Based on the aforementioned analysis, there is no monotonic variation of efficiency droop when the InGaN well layer thickness increases for greenMQWLED. When the well layer is very thin, with increasing well thickness, the efficiency droop becomes more severe due to the enhanced polarization effect. As the thickness increases further, more severe electron leakage may occur at high currents due to the much stronger polarization effect. However, since the enhanced non-radiative SRH process, induced by both lattice relaxation and weak localization effect, can suppress the radiative recombination in InGaN QW at a relatively wide current range, the influence of electron leakage at high currents on the radiative recombination, i.e., light emission, becomes less significant.^[24] In other words, the SRH non-radiative recombination is still stronger than the radiative recombination even beyond the point where the electron-leakage mechanism becomes dominant at relative high currents and the radiative recombination may never become the dominant recombination mechanism, resulting in the lower peak efficiency and the absence of a significant efficiency droop for LED W9. Since the absolute luminescence efficiency of LED W9 diminishes seriously, it cannot meet the requirement of the practical LED applications. On the other hand, the reduction of polarization effect can benefit both the enhancement of luminescence efficiency and the alleviation of efficiency droop, which thus may be regarded as a practical consideration for designing high-brightness light emitting devices.

In this work, the droop behaviors of InGaN/GaN MQW green LEDs with varying QW thickness are investigated. It is found that several physical factors may influence the efficiency droop jointly.
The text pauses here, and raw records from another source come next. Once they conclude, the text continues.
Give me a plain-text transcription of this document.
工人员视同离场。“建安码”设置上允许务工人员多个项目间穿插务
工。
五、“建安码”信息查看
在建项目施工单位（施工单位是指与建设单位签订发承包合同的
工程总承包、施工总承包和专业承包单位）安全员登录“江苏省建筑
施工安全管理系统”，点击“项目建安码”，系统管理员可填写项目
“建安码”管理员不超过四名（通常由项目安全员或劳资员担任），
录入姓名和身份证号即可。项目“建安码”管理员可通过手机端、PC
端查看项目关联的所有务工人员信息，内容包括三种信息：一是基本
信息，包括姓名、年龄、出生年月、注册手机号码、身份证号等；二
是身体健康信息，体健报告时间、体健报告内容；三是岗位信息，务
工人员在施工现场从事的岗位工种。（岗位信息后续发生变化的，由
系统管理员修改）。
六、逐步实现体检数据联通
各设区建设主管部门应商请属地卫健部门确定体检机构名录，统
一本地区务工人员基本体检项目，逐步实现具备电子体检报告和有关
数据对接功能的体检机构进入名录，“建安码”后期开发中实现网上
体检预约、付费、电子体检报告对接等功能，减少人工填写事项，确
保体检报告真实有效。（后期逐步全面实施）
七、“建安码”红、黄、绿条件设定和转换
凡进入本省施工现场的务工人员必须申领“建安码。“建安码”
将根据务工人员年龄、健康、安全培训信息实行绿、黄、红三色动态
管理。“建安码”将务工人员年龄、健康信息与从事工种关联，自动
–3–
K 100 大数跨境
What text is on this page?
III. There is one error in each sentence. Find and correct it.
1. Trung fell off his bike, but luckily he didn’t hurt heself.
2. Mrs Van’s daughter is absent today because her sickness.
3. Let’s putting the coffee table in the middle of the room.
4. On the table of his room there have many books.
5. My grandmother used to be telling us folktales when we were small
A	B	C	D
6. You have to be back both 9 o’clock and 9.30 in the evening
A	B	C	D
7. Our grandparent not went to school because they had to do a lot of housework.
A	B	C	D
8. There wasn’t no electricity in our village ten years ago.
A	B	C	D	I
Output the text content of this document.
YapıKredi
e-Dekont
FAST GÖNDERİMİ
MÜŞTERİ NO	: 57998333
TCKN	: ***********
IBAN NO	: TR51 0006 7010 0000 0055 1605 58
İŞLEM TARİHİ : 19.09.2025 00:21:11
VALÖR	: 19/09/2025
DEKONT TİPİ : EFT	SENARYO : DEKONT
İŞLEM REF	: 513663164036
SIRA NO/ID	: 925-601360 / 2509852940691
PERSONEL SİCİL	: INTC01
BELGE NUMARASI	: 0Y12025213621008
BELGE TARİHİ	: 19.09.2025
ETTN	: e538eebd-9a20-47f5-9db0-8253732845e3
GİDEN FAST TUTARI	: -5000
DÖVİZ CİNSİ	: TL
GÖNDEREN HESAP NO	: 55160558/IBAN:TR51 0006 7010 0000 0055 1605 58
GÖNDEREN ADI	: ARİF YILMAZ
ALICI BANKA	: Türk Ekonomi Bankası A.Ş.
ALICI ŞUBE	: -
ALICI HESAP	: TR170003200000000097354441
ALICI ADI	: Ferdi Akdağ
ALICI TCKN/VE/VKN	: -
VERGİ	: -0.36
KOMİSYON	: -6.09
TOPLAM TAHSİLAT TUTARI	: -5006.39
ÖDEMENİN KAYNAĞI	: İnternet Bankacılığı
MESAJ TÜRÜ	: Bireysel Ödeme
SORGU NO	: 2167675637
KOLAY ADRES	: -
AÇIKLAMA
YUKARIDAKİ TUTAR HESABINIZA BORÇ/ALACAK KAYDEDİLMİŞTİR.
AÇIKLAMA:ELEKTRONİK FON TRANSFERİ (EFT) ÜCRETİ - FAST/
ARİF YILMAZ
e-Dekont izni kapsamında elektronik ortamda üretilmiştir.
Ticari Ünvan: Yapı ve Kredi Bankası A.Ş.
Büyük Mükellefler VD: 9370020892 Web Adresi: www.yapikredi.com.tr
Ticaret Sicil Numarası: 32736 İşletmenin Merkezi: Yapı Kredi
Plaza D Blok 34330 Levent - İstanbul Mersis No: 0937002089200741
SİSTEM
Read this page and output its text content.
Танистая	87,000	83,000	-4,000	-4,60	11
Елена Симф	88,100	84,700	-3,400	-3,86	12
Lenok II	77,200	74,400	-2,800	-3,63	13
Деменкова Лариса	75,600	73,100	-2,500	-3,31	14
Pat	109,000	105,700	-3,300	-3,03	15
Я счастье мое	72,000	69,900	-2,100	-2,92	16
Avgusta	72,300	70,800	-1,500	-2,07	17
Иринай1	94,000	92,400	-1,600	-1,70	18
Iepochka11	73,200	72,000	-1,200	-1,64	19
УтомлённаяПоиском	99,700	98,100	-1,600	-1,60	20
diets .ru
For the MQW structures with moderate well layer thickness like LED W8, the efficiency droop behaviors are severe due to both strong delocalization and polarization effects. The decrease of InGaN well layer thickness can slightly mitigate the droop behavior by reducing the polarization effect. For the MQW LED like W9 with quite thick InGaN well layer, the droop behavior is alleviated remarkably, which can be ascribed to the increased non-radiative recombination centers induced by the strain relaxation and the weak delocalization effect in the thick-well MQW LED.